Ponts aériens

Il y a ceux qui s’acharnent à détruire les ponts, ceux qui s’épanouissent à les construire et, le cas échéant, ceux qui s’appliquent à les reconstruire. Cela fait un peu plus de deux siècles que le Pont Napoléon à Lille, fait à la fois de l’ombre et du charme à la Deûle, la rivière canalisée qui passe juste en dessous. Détruit deux fois par les Allemands lors des deux dernières guerres, ce rare édifice de pont couvert exclusivement voué au passage des piétons, est à nouveau en usage, avec ses deux sphinges gardant chacun des escaliers. C’est un beau pont dessiné à l’origine par un certain Benjamin Joseph Dewarlez et, à le regarder de près comme de loin, il ne fait pas que nous emmener d’une rive à l’autre: il réveille en nous toute une imagerie de nos souvenirs liés aux ponts. On ne les croyait pas si nombreux, s’enchaînant les uns aux autres comme une file sans fin de tabliers, de cintres et de câbles. En partant incidemment de celui traversant le Tibre à Rome lequel est à l’origine du mot latin pontifex (faiseur de ponts) et donc lié par héritage à la désignation du souverain pontife.

Chacun ses références mais ce pont couvert de Lille n’est pas sans rappeler celui qui fut au centre d’une belle histoire sentimentale dépeinte par Clint Eastwood dans son film sorti en 1995, « Sur la route de Madison ». Et il n’est pas impossible de penser qu’une ou plusieurs lilloises aient un jour renseigné un voyageur ou photographe sur la localisation du pont Napoléon et qu’une passion en soit également sortie. C’est pourquoi l’histoire nous enseigne qu’à tout prendre, il ne faut jamais hésiter à donner un renseignement car c’est peut-être le destin qui sonne à notre porte. Mais si l’on se rappelle dans le même ordre d’idées l’histoire du petit chaperon rouge, il n’est pas inutile non plus de faire preuve de prudence tel un actuaire avisé, calculette en main.

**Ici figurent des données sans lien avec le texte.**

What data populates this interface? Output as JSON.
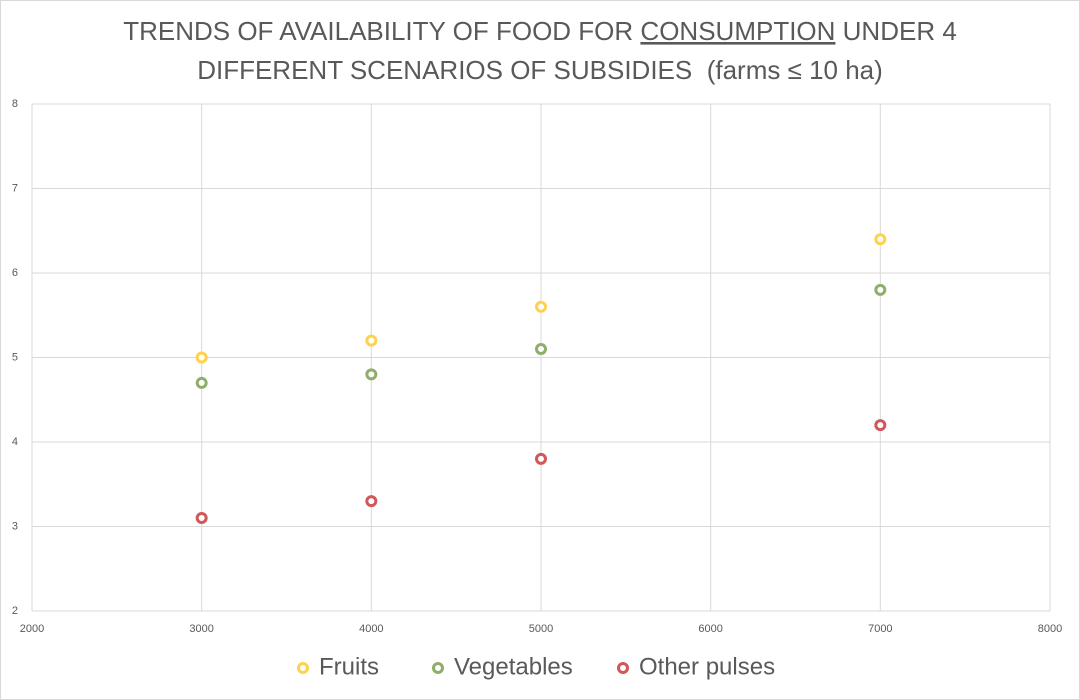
{
  "chart_data": {
    "type": "scatter",
    "title": {
      "line1": [
        "TRENDS OF AVAILABILITY OF FOOD FOR",
        "CONSUMPTION",
        "UNDER 4"
      ],
      "line2": "DIFFERENT SCENARIOS OF SUBSIDIES  (farms ≤ 10 ha)"
    },
    "x": [
      3000,
      4000,
      5000,
      7000
    ],
    "series": [
      {
        "name": "Fruits",
        "color": "#ffd24d",
        "values": [
          5.0,
          5.2,
          5.6,
          6.4
        ]
      },
      {
        "name": "Vegetables",
        "color": "#8fae6a",
        "values": [
          4.7,
          4.8,
          5.1,
          5.8
        ]
      },
      {
        "name": "Other pulses",
        "color": "#d05858",
        "values": [
          3.1,
          3.3,
          3.8,
          4.2
        ]
      }
    ],
    "xlim": [
      2000,
      8000
    ],
    "xticks": [
      2000,
      3000,
      4000,
      5000,
      6000,
      7000,
      8000
    ],
    "ylim": [
      2,
      8
    ],
    "yticks": [
      2,
      3,
      4,
      5,
      6,
      7,
      8
    ],
    "grid": true,
    "legend": "bottom"
  }
}
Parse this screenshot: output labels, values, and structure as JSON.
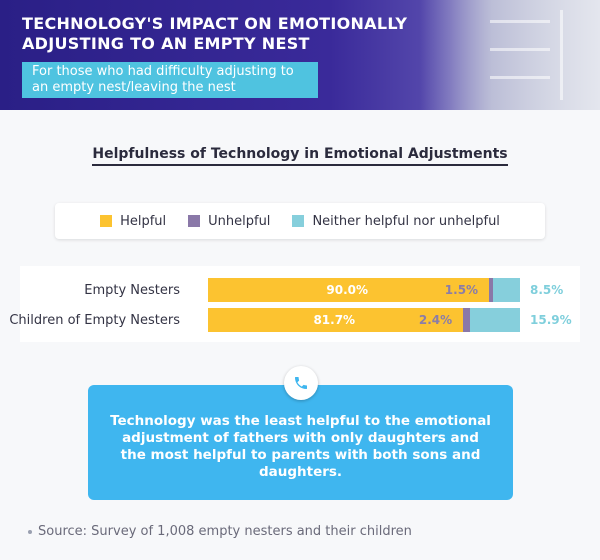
{
  "header": {
    "title": "TECHNOLOGY'S IMPACT ON EMOTIONALLY ADJUSTING TO AN EMPTY NEST",
    "subtitle": "For those who had difficulty adjusting to an empty nest/leaving the nest"
  },
  "chart_data": {
    "type": "bar",
    "orientation": "horizontal",
    "stacked": true,
    "title": "Helpfulness of Technology in Emotional Adjustments",
    "categories": [
      "Empty Nesters",
      "Children of Empty Nesters"
    ],
    "series": [
      {
        "name": "Helpful",
        "values": [
          90.0,
          81.7
        ],
        "labels": [
          "90.0%",
          "81.7%"
        ],
        "color": "#fcc330"
      },
      {
        "name": "Unhelpful",
        "values": [
          1.5,
          2.4
        ],
        "labels": [
          "1.5%",
          "2.4%"
        ],
        "color": "#8a78a8"
      },
      {
        "name": "Neither helpful nor unhelpful",
        "values": [
          8.5,
          15.9
        ],
        "labels": [
          "8.5%",
          "15.9%"
        ],
        "color": "#86cfdc"
      }
    ],
    "xlim": [
      0,
      100
    ],
    "legend_position": "top",
    "grid": false
  },
  "callout": {
    "icon": "phone-icon",
    "text": "Technology was the least helpful to the emotional adjustment of fathers with only daughters and the most helpful to parents with both sons and daughters."
  },
  "source": "Source: Survey of 1,008 empty nesters and their children"
}
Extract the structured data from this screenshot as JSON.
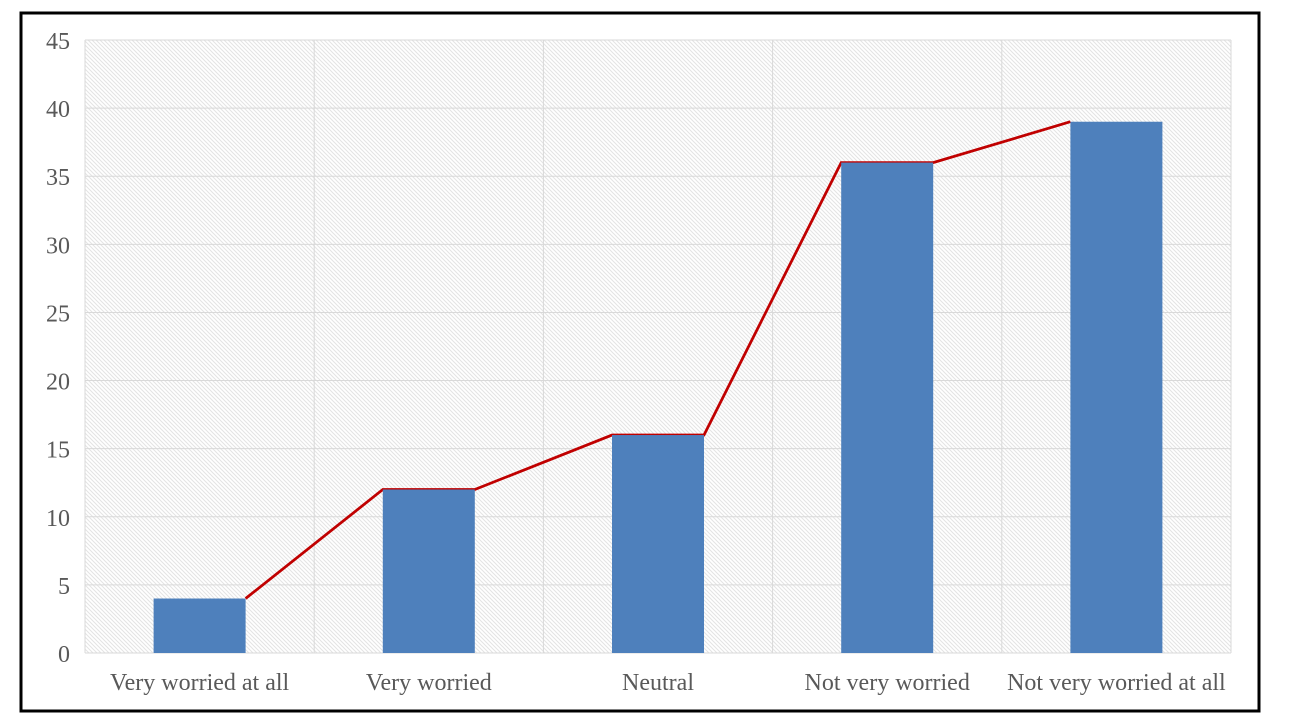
{
  "chart_data": {
    "type": "bar",
    "subtype": "bar-with-line-overlay",
    "title": "",
    "xlabel": "",
    "ylabel": "",
    "categories": [
      "Very worried at all",
      "Very worried",
      "Neutral",
      "Not very worried",
      "Not very worried at all"
    ],
    "series": [
      {
        "type": "bar",
        "values": [
          4,
          12,
          16,
          36,
          39
        ]
      },
      {
        "type": "line",
        "values": [
          4,
          12,
          16,
          36,
          39
        ]
      }
    ],
    "ylim": [
      0,
      45
    ],
    "yticks": [
      0,
      5,
      10,
      15,
      20,
      25,
      30,
      35,
      40,
      45
    ],
    "grid": true,
    "legend": false,
    "plot_background": "diagonal-hatch"
  },
  "style": {
    "bar_color": "#4E80BC",
    "line_color": "#C00000",
    "gridline_color": "#D9D9D9",
    "hatch_line_color": "#E3E3E3",
    "label_color": "#595959",
    "frame_border_color": "#000000",
    "background_color": "#FFFFFF"
  }
}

La France est le pays des ponts (et pas seulement ceux des jours fériés), nous avons même créé une grande école en ce sens (Les Ponts et Chaussées, 1747)  et nous n’avons pas à rougir de nos ponts. À Paris il y en a quelques uns de fameux qui sont l’origine de titres de films comme « Les Amants du Pont-Neuf » (Leos Carax, 1991) ou de poèmes tel « Le Pont Mirabeau » par Apollinaire (1). Quelle que soit la matière qui les suspend, les piles qui les soutiennent, les ponts ne sont pas anodins. Dans la mythologie ou la représentation du jugement dernier (voir le triptyque du peintre néerlandais Jérôme Bosch, 1482…), ils sont les ouvrages qui accompagnent l’âme des mortels vers le paradis. Les conséquences de l’économie administrée puis du politiquement correct ont eu tôt fait de ratatiner ces vilaines images au rang de chimères contre-révolutionnaires et, de nos jours, il est déjà bien beau de passer de la rive droite à la rive gauche avec la douce certitude de pouvoir faire sans mégoter le chemin dans les deux sens. Nos ponts de Paris et de province défient agréablement le temps, ils en ont vu des régimes, des amours, des touristes, des mendiants et de simples passants. Si notre civilisation disparaît il en restera grâce à eux quelques belles traces.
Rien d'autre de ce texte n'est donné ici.